Recently, we have seen a particularly visible example of artificial intelligence make the news. UK A level grades were calculated using an algorithm since students were unable to sit exams due to the Covid-19 pandemic. There was outrage since many students received grades substantially lower than those they had been expecting, predicted or needed to confirm their university place. After the backlash, the national governments each reversed their position and allowed students to be awarded their predicted grades instead.

Artificial intelligence (AI) is a term used for a huge range of methods of automated decision making techniques based on data rather than human evaluation. These techniques are being used more and more frequently in many sectors, from healthcare to social media and personalised advertising. They are also being used at an increasing rate, due to the improvements and ease of access to the right technology.

While AI can improve efficiency and sometimes accuracy for many tasks, there are a lot of ways in which it can be unfair. This is usually referred to as algorithmic bias. Examples include giving arbitrary population groups preferential treatment, for example discrimination based on gender or race.

Algorithmic bias can happen at several different stages of the data collection, model development and deployment of the results and insights. A big problem is often the data used which underpin the models. Biases can be introduced if the data used is not properly representative of the population you are interested in. If you build an algorithm based on a data source consisting of 90% men, features of the data which are more closely associated with men than women will be given more preference in the outcome, despite the fact that the algorithm may be used in decision making about men and women equally. This may sound like an exaggerated example but since data collection can be very difficult, time consuming and expensive (often due to ethical and privacy considerations), it is far simpler to use existing data, even if it is not ideal.

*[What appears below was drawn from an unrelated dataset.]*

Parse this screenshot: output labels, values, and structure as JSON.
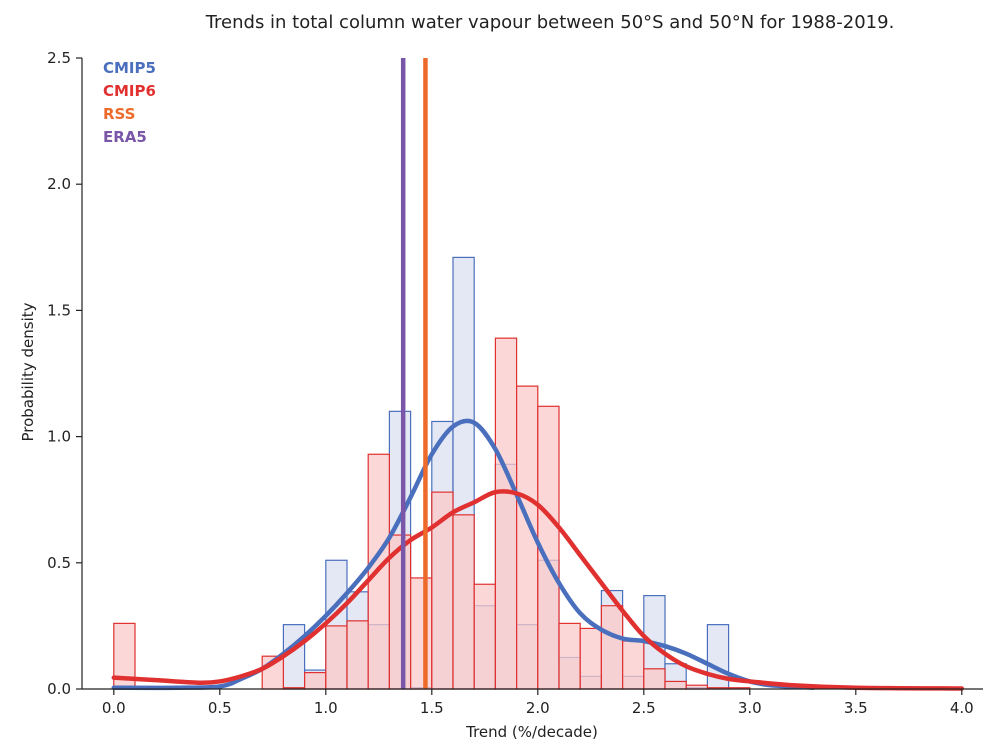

Even if your data is perfectly representative, biases can be brought in based on historical trends. An algorithm can only “know” what it has learned from the data used to build it. Some criticisms of the A level results algorithm have been related to the issues of only using a narrow set of historical data. The algorithm places most weight on a student’s school’s performance over the past three years. This has resulted in preferential treatment to the private and high-achieving state schools while students from lower-achieving schools have a restricted potential to achieve the highest grades – due to their school’s historical performance and not the students’ own personal attainment. While this method has allowed this years’ results to be in keeping with the past few years of grades, it means that on the individual level, many students were given unfair treatment.

The A level results algorithm has been an example of when individuals are acutely aware of how fair the model has been for them: grades are a very clear outcome, and students not getting what they were expecting can have a clear and lasting impact on their future in terms of getting into university and beginning their careers. This is a noteworthy occasion as often AI decisions are use within large systems which can allow biases to go unchecked. The public engagement with the idea of an algorithm which has the potential for misuse and unfairness is hopefully showing how we should be very careful going forward using AI. We should not blindly accept the outcomes of algorithms since there are many ways biases can influence the results in unfair manners.

The outcry over the results did lead to the governments’ U-turn in allowing students to use their teacher-predicted grades. Despite the grade inflation this will result in (when asked, teachers responded that their predicted grades reflected what they thought a student could get on a good day), since each predicted grade was made by a teacher with personal knowledge of the individual student, there is less of a chance of systematic bias based on school.